Capa took about four thousand negatives – aftermath photographs we would call them today, documenting the legacy of violence and the difficulties of recovering from it and looking forward. Not all the places the team visited were devastated by war. Kiev surely was, as was Stalingrad; Moscow less so. Georgia appeared pristine, unaffected by war.
What does a war photographer do when there is no war? In 1945, Capa had visited Berlin, facing the same question (see our blog post A war photographer in times of peace? Robert Capa in Berlin in summer 1945). The Soviet Union frustrated him. In addition to the absence of events (save for Moscow’s 800th anniversary), many things and places deemed militarily or industrially important were off limits photographically. In the famous Stalingrad Tractor Factory, for example, they “were not even allowed to take the camera out of the bus. … Here in the factory, which had been defended by its own workers, and where those same workers were still building tractors, could be found the spirit of the Russian defense. And here, in its highest and most overwhelming aspect, we found the terror of the camera. … We could not take a picture. The fear of the camera is deep and blind.”
Capa laments that “The hundred and ninety million Russians are against me. They are not holding wild meetings on street corners, do not practice spectacular free love, do not have any kind of new look, they are very righteous, moral, hard-working people, for a photographer as dull as apple pie. Also they seem to like the Russian way of living, and dislike being photographed.” Perhaps he should not have been surprised: “particularly to people who have been in warfare, who have been bombed and shelled,” Steinbeck explains, “the camera is a feared instrument, and a man with a camera is suspected and watched wherever he goes.” War and photography go hand in hand, the camera being “one of the most frightening of modern weapons” – “at the back of a bombing run is invariably a photograph.”
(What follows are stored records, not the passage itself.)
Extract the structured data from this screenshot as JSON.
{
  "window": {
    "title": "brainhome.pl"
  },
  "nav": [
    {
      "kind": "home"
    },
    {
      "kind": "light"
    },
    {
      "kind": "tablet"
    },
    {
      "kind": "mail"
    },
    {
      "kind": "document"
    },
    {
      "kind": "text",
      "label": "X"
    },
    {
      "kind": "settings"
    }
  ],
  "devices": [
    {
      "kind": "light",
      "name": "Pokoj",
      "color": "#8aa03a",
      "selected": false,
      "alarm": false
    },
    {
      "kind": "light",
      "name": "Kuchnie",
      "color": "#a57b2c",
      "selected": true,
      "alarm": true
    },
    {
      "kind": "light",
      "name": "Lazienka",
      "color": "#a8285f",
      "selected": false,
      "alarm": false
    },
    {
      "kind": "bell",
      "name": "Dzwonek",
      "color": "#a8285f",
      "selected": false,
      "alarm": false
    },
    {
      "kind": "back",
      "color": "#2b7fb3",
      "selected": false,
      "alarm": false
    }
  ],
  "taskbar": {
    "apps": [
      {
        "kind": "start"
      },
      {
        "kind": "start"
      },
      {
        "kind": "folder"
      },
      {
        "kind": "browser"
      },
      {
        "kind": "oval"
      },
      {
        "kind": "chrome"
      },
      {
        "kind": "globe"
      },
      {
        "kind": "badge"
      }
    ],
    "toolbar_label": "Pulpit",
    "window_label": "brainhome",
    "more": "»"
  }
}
What, then, does a war photographer do when there is no war? According to the KGB report from Kiev, quoted in Susan Shillinglaw’s introduction, he did not take pictures of “beggars, queues, German prisoners of war, and secret sites” and of the pictures he did take, only two “[could] not be considered favorably.” Instead, he took pictures of ordinary people doing ordinary things, producing seemingly unpolitical images in addition to Steinbeck’s seemingly unpolitical text.
However, these images testify to the commonalities of being human – a profoundly political statement at a time characterized by sharp distinctions between us and them, politics based on enemy images derived from such distinctions, and brinkmanship as the guiding political principle. Showing the commonalities of being human may, to a photographer, be dull as apple pie. Yet sometimes, even apple pie can be an event; the ordinary can be extraordinary, given the circumstances.
John Steinbeck, A Russian Journal. With photographs by Robert Capa. With an introduction by Susan Shillinglaw (London: Penguin, 1999).